Kadang, akan ada malam-malam panjang saat mimpi buruk itu menghantui tidur-tidur Koujaku. Ia melihat ibunya tersenyum dengan lembut, membentangkan tangan ke arahnya. Koujaku mengulurkan tangannya, ia ingin meraih tangan ibu, ia ingin merengkuh tubuh kurus itu dan memeluknya erat, melindunginya dari apapun yang hendak menyakitinya. Tapi saat jari-jarinya menyentuh, hanya ada warna merah yang memenuhi pandangan, jeritan kesakitan dan teriakan-teriakan bising orang-orang di sekitarnya.

Teriakan-teriakan entah milik siapa yang tak ia kenali, dan sekian sekon kemudian, semuanya mati.

Koujaku ingin berteriak keras-keras dan menangis, tapi hanya ada geraman tak manusiawi yang keluar dari mulutnya. Ia bisa merasakan taringnya yang tajam menyakiti bibir.

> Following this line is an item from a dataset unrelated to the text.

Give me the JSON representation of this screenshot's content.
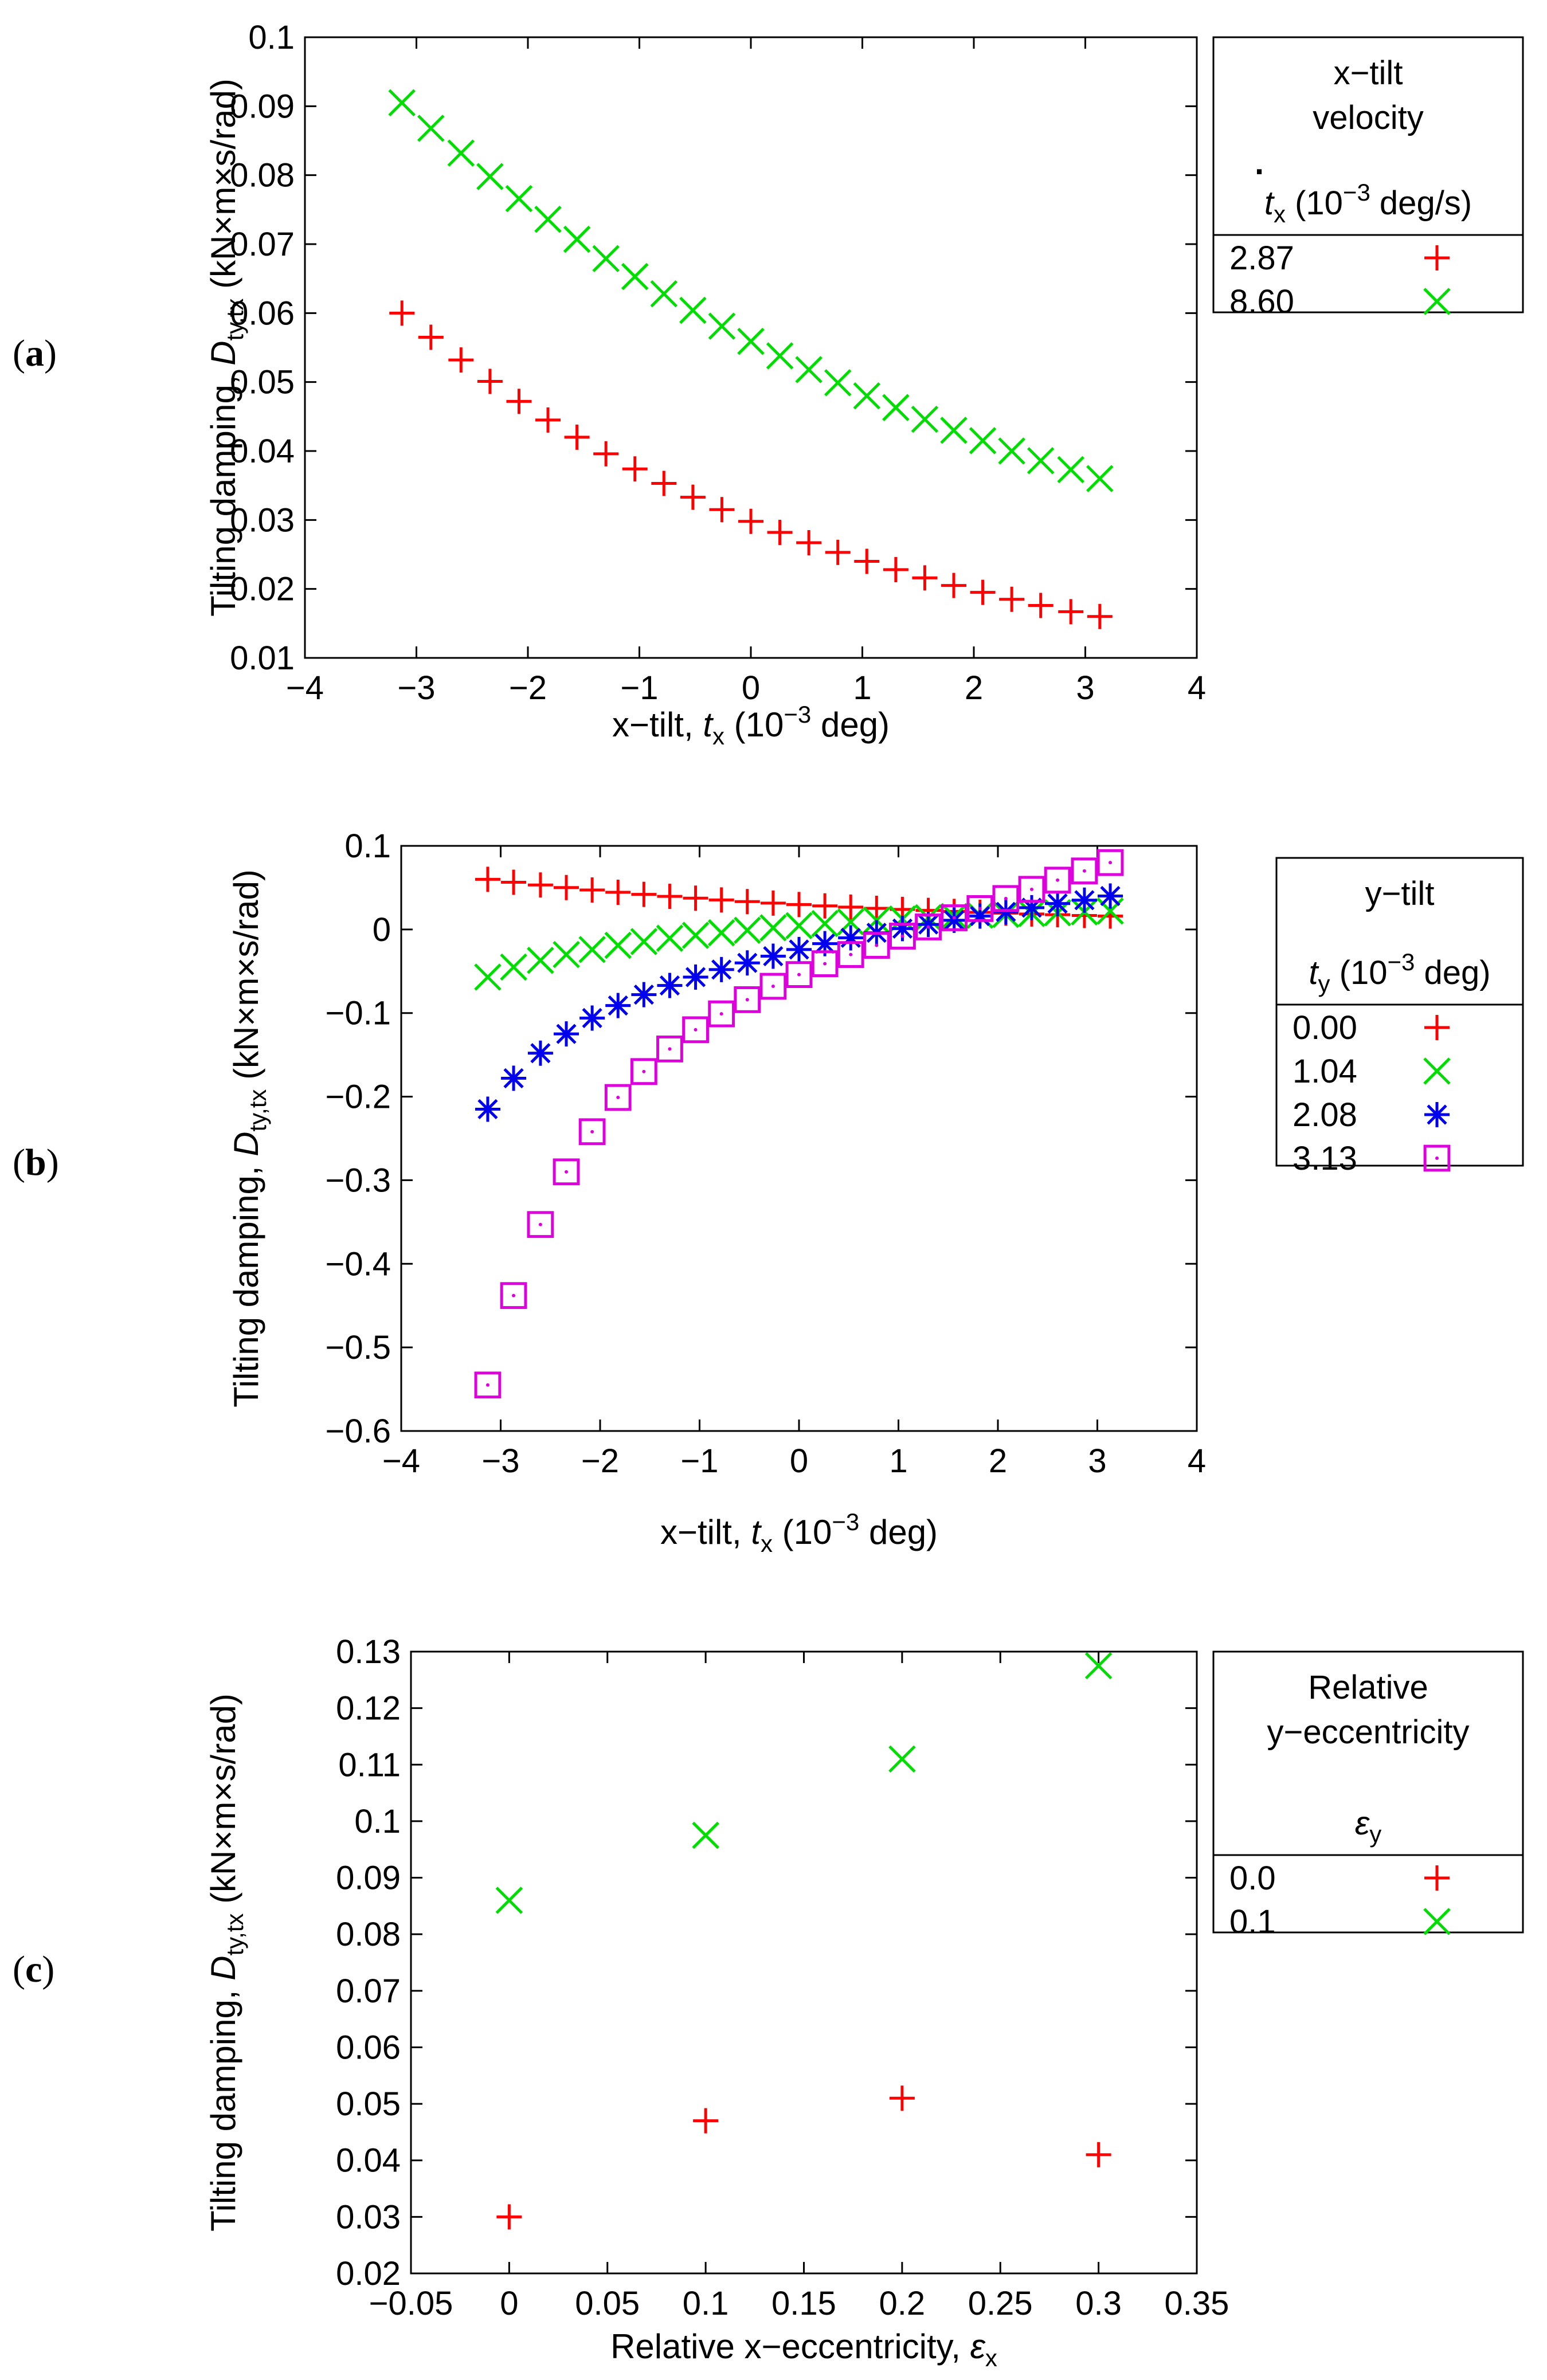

Dia berlari, berlari sejauh-jauhnya melewati ratusan pintu geser yang tiada habisnya, berusaha lari dari serpihan benda hitam yang terus merayap mengejarnya.

Mimpi terburuk adalah saat ia melihat seseorang di ujung pintu terakhir, dengan senyum hangat yang mencairkan kesedihan dingin yang ia rasakan. Aoba. Aoba kecilnya yang polos, yang butuh perlindungan Koujaku dari orang-orang yang mengganggunya. Koujaku ingin merengkuhnya, ia ingin melindunginya. Ia ingin mengulurkan tangannya, menyentuh tangan mungil familiar yang kehangatannya masih terasa pada jari-jari Koujaku.

Tapi saat geraman itu terdengar lirih, menyelinap dari bibirnya, ia urung. Ia tak mau menyakiti Aoba. Tapi Aoba kecil mendekat, merentangkan tangannya yang pendek sambil berbisik dengan suara mungil; 'tidak apa-apa, Koujaku'. Dan Koujaku terlanjur memercayai kata-kata itu. Merah darah yang mewarnai pandangannya kembali membuat ia menggeram keras, menjerit, sambil mencabik-cabik tubuhnya sendiri dalam tangisan panjang.


"—JAKU!"

Koujaku tersentak, keringat dingin membanjiri wajah, menetes pada pelipis. Poninya terasa lengket, menempel pada dahi sementara nafasnya terengah. Ia mengerjap, berkali-kali, dan saat akhirnya kesadaran kembali sepenuhnya, ia menyadari Aoba menatap ke arahnya dengan pandangan cemas.

"Koujaku," suara itu terdengar lega diiringi hembusan nafas singkat, senyum tipis terlengkung pada bibirnya. "Kau mimpi buruk," bisiknya lirih. Aoba menggenggam tangannya erat, menautkan jemari pada jari-jari Koujaku, "Kau mimpi buruk," ucapnya lebih lembut, "Tapi itu hanya mimpi, Koujaku. Bukan kenyataan. Semuanya hanya mimpi."

Koujaku merasakan matanya basah. Ia membiarkan isaknya terendam dalam dekapan hangat Aoba, yang merengkuhnya erat dengan penuh perlindungan. "Tidak apa," ucapnya halus. "Aku ada di sini. Kau tidak akan menyakitiku. Semua baik-baik saja. Semua itu hanya mimpi, Koujaku."

Untuk saat ini, ia ingin percaya. Ia akan percaya. Dan akan selalu percaya. Semua akan baik-baik saja.